Does Brexit show us how poor we are at making informed choices — and can we learn something from GIT?
The recent referendum in the UK on whether the country should remain a part of the European Union has highlighted many divisions across many fault lines, but the thing that stood out for me was howpoorly informed the entire debate was — on both sides.
The leave campaign used outright lies and misinformation to convince people that all their problems were the fault of immigrants whilst the remain campaign tried to convince people to vote remain with the fear of the impact to the economy — an economy that was already failing most people in the country.
So the vote happened and the country woke with the mother of all hangovers wondering what the hell happened last night. Very quickly the leave campaign backtracked, the Daily Mail started printing stories about the negative effects of leaving — prompting many readers to ask why they weren’t told this before the vote, and journalists scurried around interviewing bemused ‘leavers’ now claiming to regret their decisions, not actually expecting the vote to go the way it did.
What was lacking from all of this was any real analysis of the impact of the vote, in either direction. Nobody on either side seemed have any credible data to back up their claims and no real analysis seems to have taken place. Why not? Were the number of variables just too great for deep blue to process? Is our economy so complex and unpredictable that no modelling could have been done? Maybe it was — or maybe people were just sick of listening to experts?

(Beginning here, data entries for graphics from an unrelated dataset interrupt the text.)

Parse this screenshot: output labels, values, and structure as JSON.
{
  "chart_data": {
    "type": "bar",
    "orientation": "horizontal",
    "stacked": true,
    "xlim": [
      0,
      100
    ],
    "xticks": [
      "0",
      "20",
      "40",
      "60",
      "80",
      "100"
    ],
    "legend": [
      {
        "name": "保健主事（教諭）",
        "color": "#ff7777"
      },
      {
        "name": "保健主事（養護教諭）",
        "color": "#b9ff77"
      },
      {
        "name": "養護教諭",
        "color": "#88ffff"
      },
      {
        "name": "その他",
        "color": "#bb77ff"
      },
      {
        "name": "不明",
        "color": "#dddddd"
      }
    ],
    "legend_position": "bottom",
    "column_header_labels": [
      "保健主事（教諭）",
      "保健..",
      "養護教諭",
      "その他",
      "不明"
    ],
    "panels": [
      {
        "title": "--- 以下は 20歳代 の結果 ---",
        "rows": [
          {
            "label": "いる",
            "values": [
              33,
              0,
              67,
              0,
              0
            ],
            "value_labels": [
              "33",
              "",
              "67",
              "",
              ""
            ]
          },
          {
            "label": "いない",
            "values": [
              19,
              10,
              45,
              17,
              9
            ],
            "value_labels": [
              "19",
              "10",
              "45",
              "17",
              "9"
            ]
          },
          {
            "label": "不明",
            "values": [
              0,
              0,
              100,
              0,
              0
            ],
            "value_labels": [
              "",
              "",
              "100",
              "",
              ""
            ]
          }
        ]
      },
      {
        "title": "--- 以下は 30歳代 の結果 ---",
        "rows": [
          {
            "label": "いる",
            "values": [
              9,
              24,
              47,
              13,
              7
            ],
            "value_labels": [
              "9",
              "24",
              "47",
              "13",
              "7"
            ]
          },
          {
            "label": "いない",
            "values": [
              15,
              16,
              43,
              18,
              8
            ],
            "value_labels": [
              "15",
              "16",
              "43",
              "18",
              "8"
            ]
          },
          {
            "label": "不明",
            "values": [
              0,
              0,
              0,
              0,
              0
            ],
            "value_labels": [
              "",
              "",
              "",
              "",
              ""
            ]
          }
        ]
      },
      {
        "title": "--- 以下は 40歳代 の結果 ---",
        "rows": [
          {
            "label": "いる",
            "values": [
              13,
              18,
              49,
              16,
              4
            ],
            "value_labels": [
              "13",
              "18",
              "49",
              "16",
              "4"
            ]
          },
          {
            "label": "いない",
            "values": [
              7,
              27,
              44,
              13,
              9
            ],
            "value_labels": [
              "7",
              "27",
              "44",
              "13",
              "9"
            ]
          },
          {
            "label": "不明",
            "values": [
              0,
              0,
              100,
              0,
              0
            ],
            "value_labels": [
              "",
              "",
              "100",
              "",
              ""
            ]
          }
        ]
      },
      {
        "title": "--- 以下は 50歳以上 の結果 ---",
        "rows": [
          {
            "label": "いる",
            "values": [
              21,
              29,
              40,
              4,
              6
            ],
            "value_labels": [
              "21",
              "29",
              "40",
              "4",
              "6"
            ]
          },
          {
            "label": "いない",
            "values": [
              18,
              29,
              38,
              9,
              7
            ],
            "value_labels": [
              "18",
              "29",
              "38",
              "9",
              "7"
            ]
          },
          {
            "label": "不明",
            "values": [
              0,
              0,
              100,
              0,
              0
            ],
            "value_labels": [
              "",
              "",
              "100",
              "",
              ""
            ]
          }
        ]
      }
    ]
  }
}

It got me pondering the future of politics. Our world feels more complex and confusing than ever. The old narratives of good vs evil that the media used to cling onto have been shattered by wars where nobody is ‘good’ and where politics seems so disconnected from our lives and powerless in the face of globalised capitalism that politicians don’t know who to blame anymore. The rich are bad, but we need them. The poor need help but they are clearly not trying hard enough. There aren’t any jobs — but the economy is growing, unemployment is down but food banks have never been busier. Immigrants are bad, but we need to help refugees…don’t we…or do we…?
Perhaps it’s time to admit defeat. Maybe the decisions we are faced with are just too complex and confusing for our puny distracted minds. Maybe it’s time to hand responsibility for our economy and the distribution of wealth over to the algorithms? Sure — they mess up from time to time and wipe millions of the price of stocks — but only for a few milliseconds — and who cares about stock prices anyway? Do stock prices get you a job? Do stock prices put food on the table? Companies don’t go under because of their stock value — CEO’s and board members get fired, sorry — resign — because of it, but nobody is shedding a tear given the severance packages they tend to negotiate.

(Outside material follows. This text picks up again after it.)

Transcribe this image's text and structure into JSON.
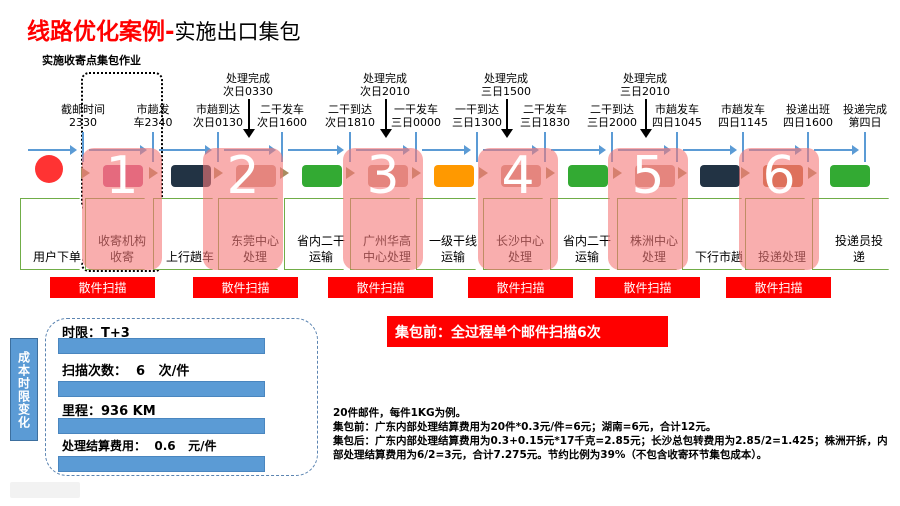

What if we open sourced our politics? What if we treated it like version control — what if we could all make pull requests to the algorithms to tweak the distribution of wealth for instance? We need more money for healthcare, fine — make a pull request — get it peer reviewed and if enough people like it, the change gets merged. If it doesn’t work — we revert the change and try something else. Our current politics is too slow. We need Lean politics. We need to create Minimum Viable Policies that we do some user testing on, get their feedback, refine and rebuild.
Our current political systems don’t work. They are outdated and too easily corrupted. Whatever we do next — we at least need version control so we can see who made that stupid commit and messed up our economy. Oh — it was Thatcher and Reagan — will somebody please revert their changes!